Tsabitah mengerjapkan matanya cepat, secepat tangannya yang kemudian menjauh dari ponsel Esa. Ia menyentuh dada kembali, mengatur napas dan berusaha menyamankan perasaan yang tiba-tiba berkecamuk dalam curiga.

Tsabitah teringat masa di mana setiap permasalahan bahkan sekecil apa pun itu selalu disembunyikan darinya dan dibanding Thomas, Esa memang selalu lebih rapi dalam menutupinya.

"Enggak ... Mas Esa pasti akan cerita," ujar Tsabitah yang kemudian meninggalkan ponselnya dan ponsel Esa di meja makan. Ia tidak akan mengecek lebih jauh karena yakin, lelaki yang paling dipercayainya itu akan balas mempercayainya juga.

***

Pradipandya Villa, Bali
08.35 WITA

"Pagi, Ma," sapa Kagendra yang memasuki ruang makan.

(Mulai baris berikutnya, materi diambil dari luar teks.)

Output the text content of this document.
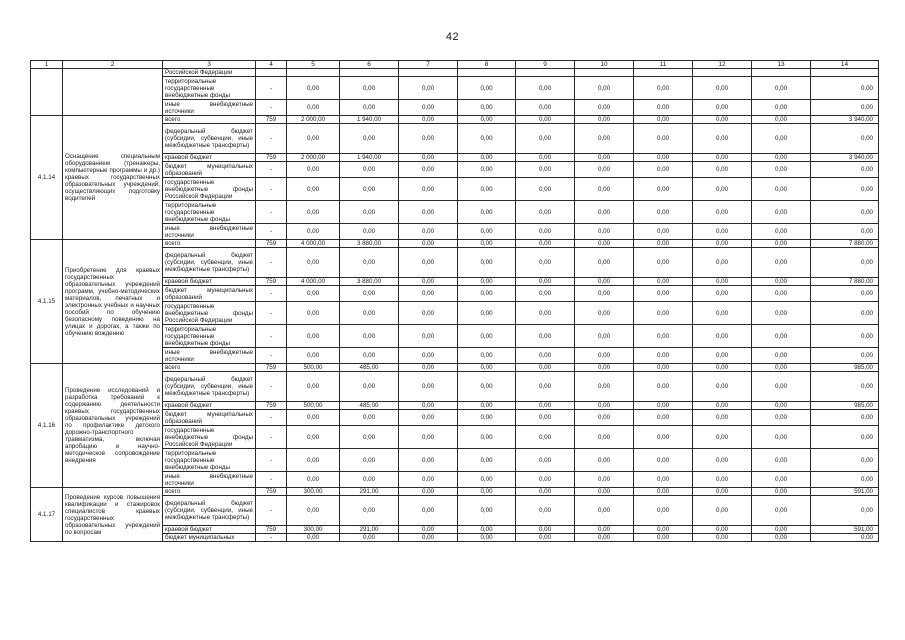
42
1	2	3	4	5	6	7	8	9	10	11	12	13	14
		Российской Федерации											
		территориальные государственные внебюджетные фонды	-	0,00	0,00	0,00	0,00	0,00	0,00	0,00	0,00	0,00	0,00
		иные внебюджетные источники	-	0,00	0,00	0,00	0,00	0,00	0,00	0,00	0,00	0,00	0,00
4.1.14	Оснащение специальным оборудованием (тренажеры, компьютерные программы и др.) краевых государственных образовательных учреждений, осуществляющих подготовку водителей	всего	759	2 000,00	1 940,00	0,00	0,00	0,00	0,00	0,00	0,00	0,00	3 940,00
		федеральный бюджет (субсидии, субвенции, иные межбюджетные трансферты)	-	0,00	0,00	0,00	0,00	0,00	0,00	0,00	0,00	0,00	0,00
		краевой бюджет	759	2 000,00	1 940,00	0,00	0,00	0,00	0,00	0,00	0,00	0,00	3 940,00
		бюджет муниципальных образований	-	0,00	0,00	0,00	0,00	0,00	0,00	0,00	0,00	0,00	0,00
		государственные внебюджетные фонды Российской Федерации	-	0,00	0,00	0,00	0,00	0,00	0,00	0,00	0,00	0,00	0,00
		территориальные государственные внебюджетные фонды	-	0,00	0,00	0,00	0,00	0,00	0,00	0,00	0,00	0,00	0,00
		иные внебюджетные источники	-	0,00	0,00	0,00	0,00	0,00	0,00	0,00	0,00	0,00	0,00
4.1.15	Приобретение для краевых государственных образовательных учреждений программ, учебно-методических материалов, печатных и электронных учебных и научных пособий по обучению безопасному поведению на улицах и дорогах, а также по обучению вождению	всего	759	4 000,00	3 880,00	0,00	0,00	0,00	0,00	0,00	0,00	0,00	7 880,00
		федеральный бюджет (субсидии, субвенции, иные межбюджетные трансферты)	-	0,00	0,00	0,00	0,00	0,00	0,00	0,00	0,00	0,00	0,00
		краевой бюджет	759	4 000,00	3 880,00	0,00	0,00	0,00	0,00	0,00	0,00	0,00	7 880,00
		бюджет муниципальных образований	-	0,00	0,00	0,00	0,00	0,00	0,00	0,00	0,00	0,00	0,00
		государственные внебюджетные фонды Российской Федерации	-	0,00	0,00	0,00	0,00	0,00	0,00	0,00	0,00	0,00	0,00
		территориальные государственные внебюджетные фонды	-	0,00	0,00	0,00	0,00	0,00	0,00	0,00	0,00	0,00	0,00
		иные внебюджетные источники	-	0,00	0,00	0,00	0,00	0,00	0,00	0,00	0,00	0,00	0,00
4.1.16	Проведение исследований и разработка требований к содержанию деятельности краевых государственных образовательных учреждений по профилактике детского дорожно-транспортного травматизма, включая апробацию и научно-методическое сопровождение внедрения	всего	759	500,00	485,00	0,00	0,00	0,00	0,00	0,00	0,00	0,00	985,00
		федеральный бюджет (субсидии, субвенции, иные межбюджетные трансферты)	-	0,00	0,00	0,00	0,00	0,00	0,00	0,00	0,00	0,00	0,00
		краевой бюджет	759	500,00	485,00	0,00	0,00	0,00	0,00	0,00	0,00	0,00	985,00
		бюджет муниципальных образований	-	0,00	0,00	0,00	0,00	0,00	0,00	0,00	0,00	0,00	0,00
		государственные внебюджетные фонды Российской Федерации	-	0,00	0,00	0,00	0,00	0,00	0,00	0,00	0,00	0,00	0,00
		территориальные государственные внебюджетные фонды	-	0,00	0,00	0,00	0,00	0,00	0,00	0,00	0,00	0,00	0,00
		иные внебюджетные источники	-	0,00	0,00	0,00	0,00	0,00	0,00	0,00	0,00	0,00	0,00
4.1.17	Проведение курсов повышения квалификации и стажировок специалистов краевых государственных образовательных учреждений по вопросам	всего	759	300,00	291,00	0,00	0,00	0,00	0,00	0,00	0,00	0,00	591,00
		федеральный бюджет (субсидии, субвенции, иные межбюджетные трансферты)	-	0,00	0,00	0,00	0,00	0,00	0,00	0,00	0,00	0,00	0,00
		краевой бюджет	759	300,00	291,00	0,00	0,00	0,00	0,00	0,00	0,00	0,00	591,00
		бюджет муниципальных	-	0,00	0,00	0,00	0,00	0,00	0,00	0,00	0,00	0,00	0,00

"Pagi," balas Soraya sembari memindahkan jus jeruk ke dalam gelas. "Mau ikut minum jus atau kopi kayak Waffa?"

"Waffa udah turun?" tanya Kagendra, segera mengedarkan padangan dan mendapati sahabatnya duduk di area sofa santai, mengangkat cangkir kopi dengan senyum lebar. Pamer, sudah lebih dulu dapat perhatian Soraya.

Kagendra menahan dengkusan, mendekat pada ibu mertua. "Aku mau jus aja, Ma."

"Oke," kata Soraya lalu menuangkan segelas lagi, menyodorkannya pada Kagendra sebelum beralih mengeluarkan loyang berisi bolu pisang yang baru matang dari oven. Wangi sedap dan manis seketika memenuhi ruangan.

"Wah, wangi banget, Tante," puji Waffa yang seketika bangun dari duduknya.

"Om Theo sama Tante Inge lagi enggak mood, semalam juga sedikit banget ambil makanannya ... ini resep bolu pisang dari mendiang Eyang Putrinya Bita, semoga bikin mereka agak semangat pagi ini," ucap Soraya, berhati-hati saat memindahkan ke meja.

"Saat kami temui kemarin, agaknya Ayara bukan tipe yang mudah terbawa emosi ... dia cukup tenang menyadari upaya-upaya kami dalam menyelidiki hidupnya dan Ageng," kata Waffa lalu duduk di kursi sebelah kiri Kagendra. "Satu sisi Om Theo dan Tante Inge menyerahkan keputusan penuh pada Ayara. Jujur salut sekali, terutama setelah melihat Ageng secara langsung dan tetap mengutamakan ketenangan untuk interaksi bersama."

"Om Theo dan Tante Inge kenyang belajar ikhlas, makanya setelah mempelajari detail berkas atas apa yang kalian temukan di sini ... dapat memutuskan bersikap tenang begitu." Soraya tersenyum simpul. "Aslinya ya tetap sedih dan sakit, tapi sudah cukup juga semua tekanan sampai tuntutan terhadap Ayara. Dulu dia yang sudah bersabar, kali ini gantian kami yang sabar."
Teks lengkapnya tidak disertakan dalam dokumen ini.